Ethan Allen adjusts retail strategy


DANBURY, Conn. — Aiming to place itself in the right locations for sales and profit growth, Ethan Allen and its independent dealers are busy closing, opening and consolidating stores.

About 24 stores — now called Design Centers, reflecting the network’s new focus on its design services — opened in the past fiscal year, including 14 in the United States. Another 16 are under construction or scheduled to be built in the current fiscal year, which started in July.

Despite the openings, the manufacturer and retailer’s store count has remained stable in recent years, since about as many are closing or consolidating as are opening.

Chairman and CEO Farooq Kathwari said that with the accent on design services, the new Ethan Allen is becoming more of a destination store and can serve a larger area.

“As an interior design company, we are not necessarily in the business of selling furniture as a commodity,” Kathwari said in an interview.

That means that unlike the grocery business, for instance, the company doesn’t have to rely on having storefronts on every busy corner. Today’s Ethan Allen consumer will drive 30 minutes or more to take advantage of what the store has to offer, he said.

Still, he concedes that some independent retailers are leaving the Ethan Allen fold because they don’t want to invest in new stores, or have “philosophical differences” with management.

One point of disagreement has been the company’s three-year-old everyday-low-price policy, posting actual prices rather than inflated manufacturer’s suggested retail prices, which allow for discounts. And some retailers are more comfortable selling furniture in the traditional furniture sense rather than promoting design.

Some leave the organization simply to retire, he said.

“The Ethan Allen dealer network is a very mature network. The average association (with retailers) we now have is about 35 years,” said Kathwari.

In the past two-and-a-half years, the makeup of the Ethan Allen network has shifted toward more company-owned stores and fewer independents. In early 2005, the company had 123 company-owned and 190 dealer-owned units, but today there are about 158 company stores and 144 independents. (The latter number excludes eight stores that recently closed or converted to a different format, or are in the process of closing.)

Sales from company-owned stores in the latest quarter ended Sept. 30 rose 10.1% from the same period last year to $182.8 million. The gain was entirely due to newly opened (including relocations) or acquired stores, as same-store sales declined slightly.

Kathwari said that about 180 stores, roughly 60% of the total, have been relocated in the past 15 years.

In some markets, stores have consolidated. He said a Virginia Beach, Va., independent dealer, for example, opened “a very well-placed design center” and closed two smaller stores, and now does more than double the business it did before. In Independence, Mo., a company-owned store was closed in order to consolidate its business into a new store in nearby Kansas City.

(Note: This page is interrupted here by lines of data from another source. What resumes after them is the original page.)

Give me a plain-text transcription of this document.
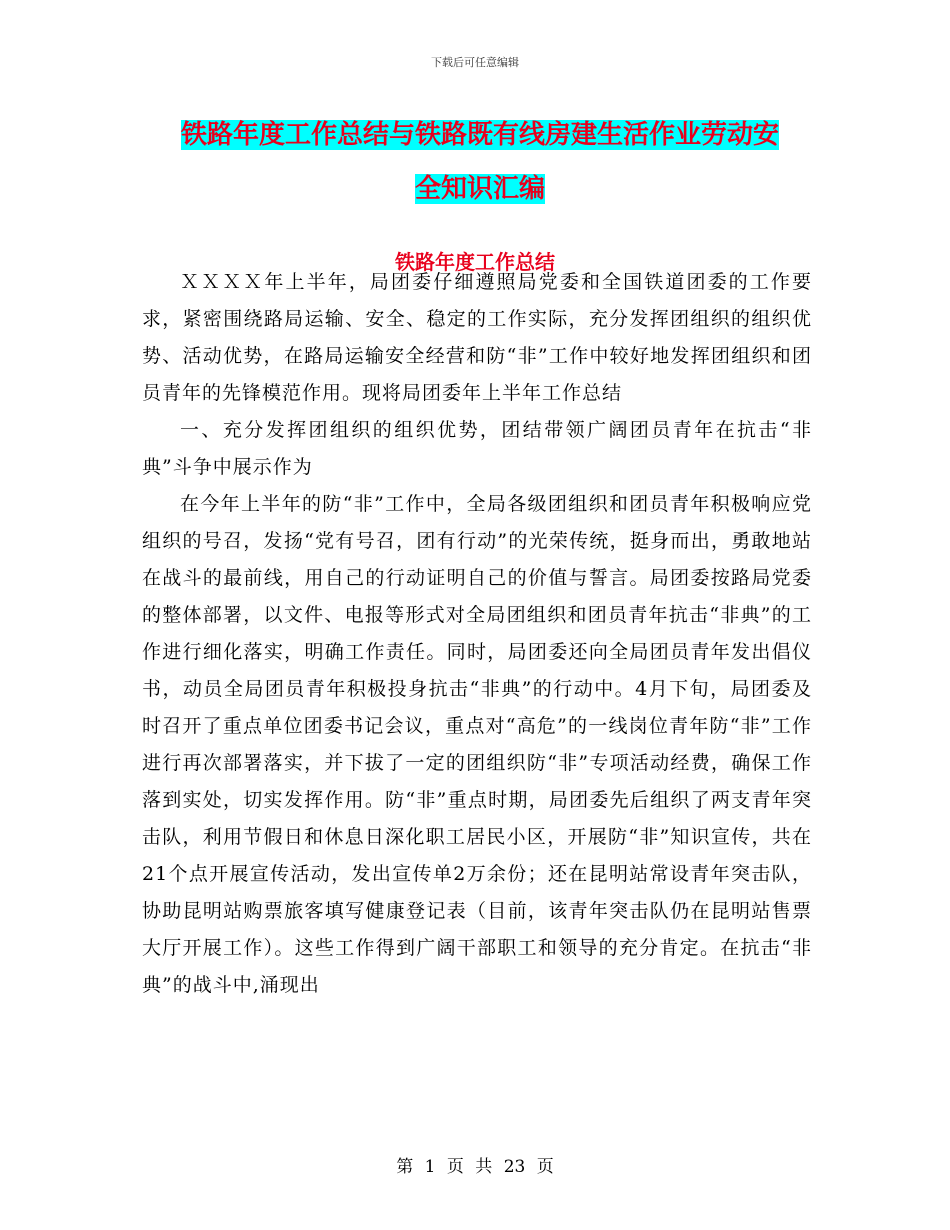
下载后可任意编辑
铁路年度工作总结与铁路既有线房建生活作业劳动安
全知识汇编
铁路年度工作总结

ＸＸＸＸ年上半年，局团委仔细遵照局党委和全国铁道团委的工作要求，紧密围绕路局运输、安全、稳定的工作实际，充分发挥团组织的组织优势、活动优势，在路局运输安全经营和防“非”工作中较好地发挥团组织和团员青年的先锋模范作用。现将局团委年上半年工作总结

一、充分发挥团组织的组织优势，团结带领广阔团员青年在抗击“非典”斗争中展示作为

在今年上半年的防“非”工作中，全局各级团组织和团员青年积极响应党组织的号召，发扬“党有号召，团有行动”的光荣传统，挺身而出，勇敢地站在战斗的最前线，用自己的行动证明自己的价值与誓言。局团委按路局党委的整体部署，以文件、电报等形式对全局团组织和团员青年抗击“非典”的工作进行细化落实，明确工作责任。同时，局团委还向全局团员青年发出倡仪书，动员全局团员青年积极投身抗击“非典”的行动中。4月下旬，局团委及时召开了重点单位团委书记会议，重点对“高危”的一线岗位青年防“非”工作进行再次部署落实，并下拔了一定的团组织防“非”专项活动经费，确保工作落到实处，切实发挥作用。防“非”重点时期，局团委先后组织了两支青年突击队，利用节假日和休息日深化职工居民小区，开展防“非”知识宣传，共在21个点开展宣传活动，发出宣传单2万余份；还在昆明站常设青年突击队，协助昆明站购票旅客填写健康登记表（目前，该青年突击队仍在昆明站售票大厅开展工作）。这些工作得到广阔干部职工和领导的充分肯定。在抗击“非典”的战斗中,涌现出

第 1 页 共 23 页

“You’re going to see more of those,” he said.

Another key element in Ethan Allen’s retail strategy is personnel. In addition to his CEO duties, Kathwari says he has taken on the role of chief recruiting officer for the past two-and-a-half years, personally working with management to review and approve key hirings. In that period, the stores have added 300 project managers and 1,400 designers.

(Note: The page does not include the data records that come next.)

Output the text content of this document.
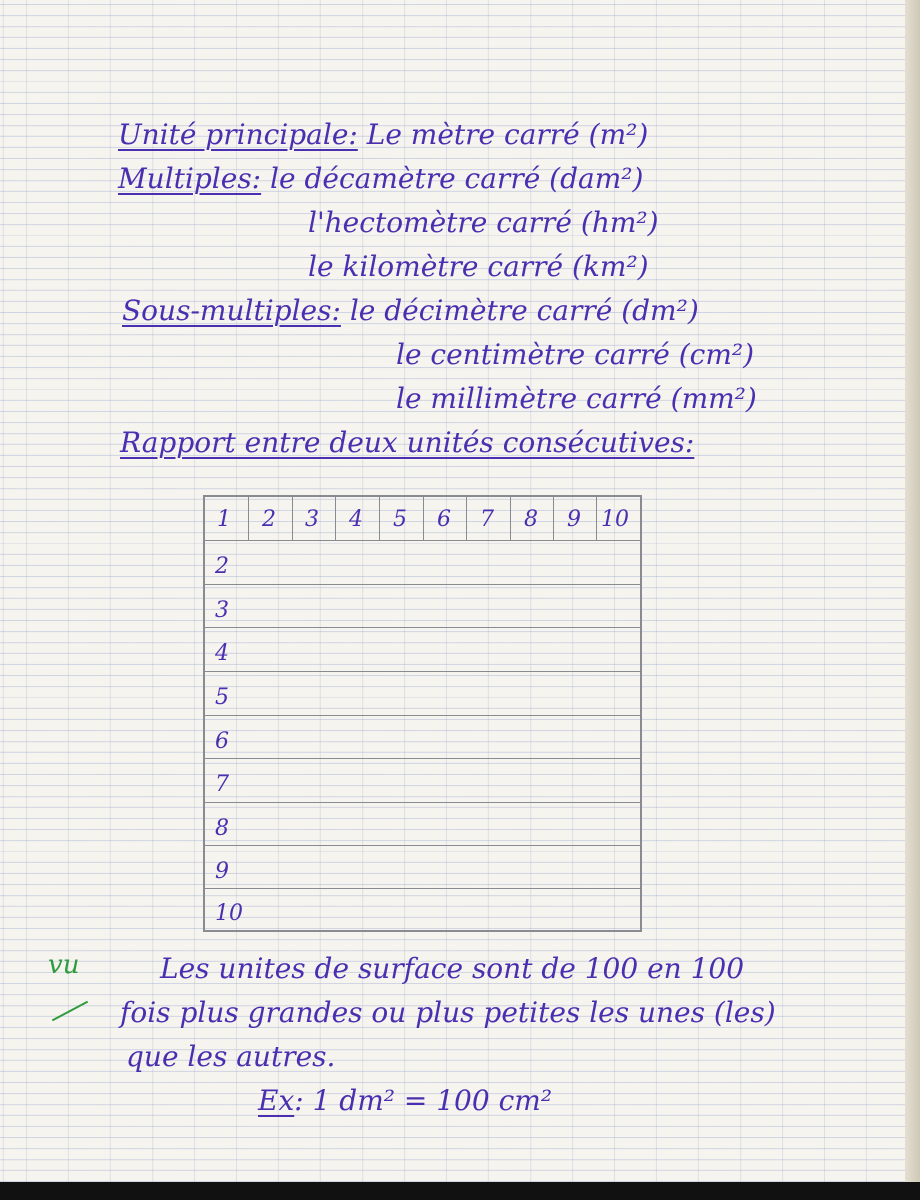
Unité principale: Le mètre carré (m²)
Multiples: le décamètre carré (dam²)
l'hectomètre carré (hm²)
le kilomètre carré (km²)
Sous-multiples: le décimètre carré (dm²)
le centimètre carré (cm²)
le millimètre carré (mm²)
Rapport entre deux unités consécutives:
1 2 3 4 5 6 7 8 9 10
2
3
4
5
6
7
8
9
10
vu	Les unites de surface sont de 100 en 100
fois plus grandes ou plus petites les unes (les)
que les autres.
Ex: 1 dm² = 100 cm²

The company also has invested heavily in its design consultant training program, which brings groups to the Danbury headquarters. In the last fiscal year, 700 graduated from the program.

“They get immersed in our culture. They understand our design. They understand the quality, credibility and the integrity of our organization,” said Kathwari.

About 200 veteran designers also have been visiting headquarters each month to promote the “buy in” to become a company based on providing design solutions. They leave better informed and more motivated, he said.

Ethan Allen is promoting the design message in its consumer advertising. It’s also rebuilding its Web site and hopes to launch the new version in the spring.